Last year, I was a part of this amazing cohort called School Retool. Through that cohort, I learned about this nationwide challenge (read more here). The purpose is for you to immerse yourself in the life of one student for a day and develop deep empathy for what it feels like to be a student in your school. From start of the day (riding the bus or walking from their house) to going to specials, lunch and recess with them, only using the bathroom when they do, taking any test they do, etc, you are their shadow! It’s important to read more about the challenge before starting so that you can observe honestly and make important changes based on reflection. Visit back to our blog to learn more about my experiences and reflections from completing the challenge this year!

4. Schedule “Work Time”:

Bet you thought I was going to say schedule this after hours, right? Dude, work life balance, remember? It’s part of you JOB to manage the budget, to hire quality people, to plan for professional development and review timely data to evaluate your goals. Feel empowered to do that during the day in these scheduled chunks. If you balance it with the other pieces scheduled above, it will remove the “should I be in my office right now?” feeling because you know you are in the classrooms more. GIve yourself the grace to work on the other facets of your job during work hours, too. Make a mobile desk and work from the halls or take your laptop to a classroom and work from there. It will help you feel connected!

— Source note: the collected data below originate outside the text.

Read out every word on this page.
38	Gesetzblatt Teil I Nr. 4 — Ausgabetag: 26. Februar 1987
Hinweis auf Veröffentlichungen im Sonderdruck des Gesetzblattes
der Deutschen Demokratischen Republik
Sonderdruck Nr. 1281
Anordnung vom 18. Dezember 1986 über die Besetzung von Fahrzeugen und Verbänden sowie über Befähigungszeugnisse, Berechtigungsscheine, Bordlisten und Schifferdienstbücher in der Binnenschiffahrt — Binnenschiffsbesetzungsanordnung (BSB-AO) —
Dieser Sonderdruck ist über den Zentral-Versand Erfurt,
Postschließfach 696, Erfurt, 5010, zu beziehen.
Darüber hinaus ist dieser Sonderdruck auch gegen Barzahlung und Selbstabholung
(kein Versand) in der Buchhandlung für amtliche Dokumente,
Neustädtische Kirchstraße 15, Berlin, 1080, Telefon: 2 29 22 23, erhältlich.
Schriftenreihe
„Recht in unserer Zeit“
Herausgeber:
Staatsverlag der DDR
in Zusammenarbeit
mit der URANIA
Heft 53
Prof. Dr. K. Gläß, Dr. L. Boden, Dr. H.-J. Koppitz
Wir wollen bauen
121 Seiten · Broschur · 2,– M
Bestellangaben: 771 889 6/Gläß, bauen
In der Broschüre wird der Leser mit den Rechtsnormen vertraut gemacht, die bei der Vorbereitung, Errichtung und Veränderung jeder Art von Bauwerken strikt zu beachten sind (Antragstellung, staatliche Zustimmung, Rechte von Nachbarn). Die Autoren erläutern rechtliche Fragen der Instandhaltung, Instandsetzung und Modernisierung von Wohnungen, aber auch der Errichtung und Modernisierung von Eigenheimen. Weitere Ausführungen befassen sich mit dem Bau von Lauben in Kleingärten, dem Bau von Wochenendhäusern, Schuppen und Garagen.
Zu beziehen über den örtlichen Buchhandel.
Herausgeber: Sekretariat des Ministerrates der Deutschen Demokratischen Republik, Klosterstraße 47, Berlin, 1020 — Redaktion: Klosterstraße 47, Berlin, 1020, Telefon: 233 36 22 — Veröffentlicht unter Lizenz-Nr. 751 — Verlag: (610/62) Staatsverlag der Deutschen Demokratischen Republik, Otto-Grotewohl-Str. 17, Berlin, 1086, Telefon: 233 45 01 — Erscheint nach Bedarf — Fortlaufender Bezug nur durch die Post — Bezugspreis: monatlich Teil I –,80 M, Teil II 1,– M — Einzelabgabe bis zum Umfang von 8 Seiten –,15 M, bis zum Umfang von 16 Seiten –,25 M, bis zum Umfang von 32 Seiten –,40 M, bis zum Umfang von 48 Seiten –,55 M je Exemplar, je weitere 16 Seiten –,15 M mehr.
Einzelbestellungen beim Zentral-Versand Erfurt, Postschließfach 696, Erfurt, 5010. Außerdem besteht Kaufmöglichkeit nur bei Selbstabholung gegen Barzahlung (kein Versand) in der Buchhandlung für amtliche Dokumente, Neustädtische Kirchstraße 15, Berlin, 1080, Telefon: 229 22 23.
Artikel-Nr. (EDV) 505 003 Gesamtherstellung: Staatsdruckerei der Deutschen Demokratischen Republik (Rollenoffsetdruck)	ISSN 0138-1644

THE PINTEREST FAIL: Strategies to Help You Get Back on Track

You go into the month of July riding the wave of productivity. Your entire calendar is set around the priority of being with students and teachers and truly measuring the impact in your building. Then…September hits. Behaviors start to pop up, parent meetings get scheduled, new meetings from Central Office get scheduled, causing you to be in and out of the building, and all of a sudden, you feel like a firefighter again, rather that a people prioritizer. Here are the steps we use to realign when the unplanned emerges. Because it will. It always does!

1. Stop and Breathe:

This is part of your job, too. Determine if the ‘emergency’ truly is an emergency or if you can get to it after what is scheduled. It’s okay to say, “I’ll check back with you in a half hour,” or “Let’s make an appointment to talk about this further when I can give you my full attention”. It’s also okay to delegate. As the Modern Principal, you know the strengths of your teammates, so send someone else who is just as capable as you are to the fire.

2. Dodge and Weave:

God Bless Google! Moving things on your calendar is as simple as it gets. At the end of each day, build into your ‘closing routine’ to review your calendar and move anything you missed to another day. Boom! Fixed! That way you are still devoting the time you need to your priorities, it just isn’t in the order you envisioned.

3. Count 1, 2, 3:

I recently heard this at a conference also but modified it a bit to help fit my needs. In addition to adjusting your google calendar at the end of the day, create a list as simple as 1,2,3.. As you reflect on your day, write down the first three staff, parents or students that you weren’t able to connect with in the way you wanted during the day. It could be because they have something big going on in their lives and you want to be a support, perhaps you had an interaction with them today that wasn’t as positive as you would like or maybe because you realize you haven’t seen that particular person in a day or so and want to check up on them. This allows me to end my day focusing on the relationships that need cultivation and allow me to start my day with purpose. I still have my other ‘to do list’ rolling, but this truly centers me back to what matters!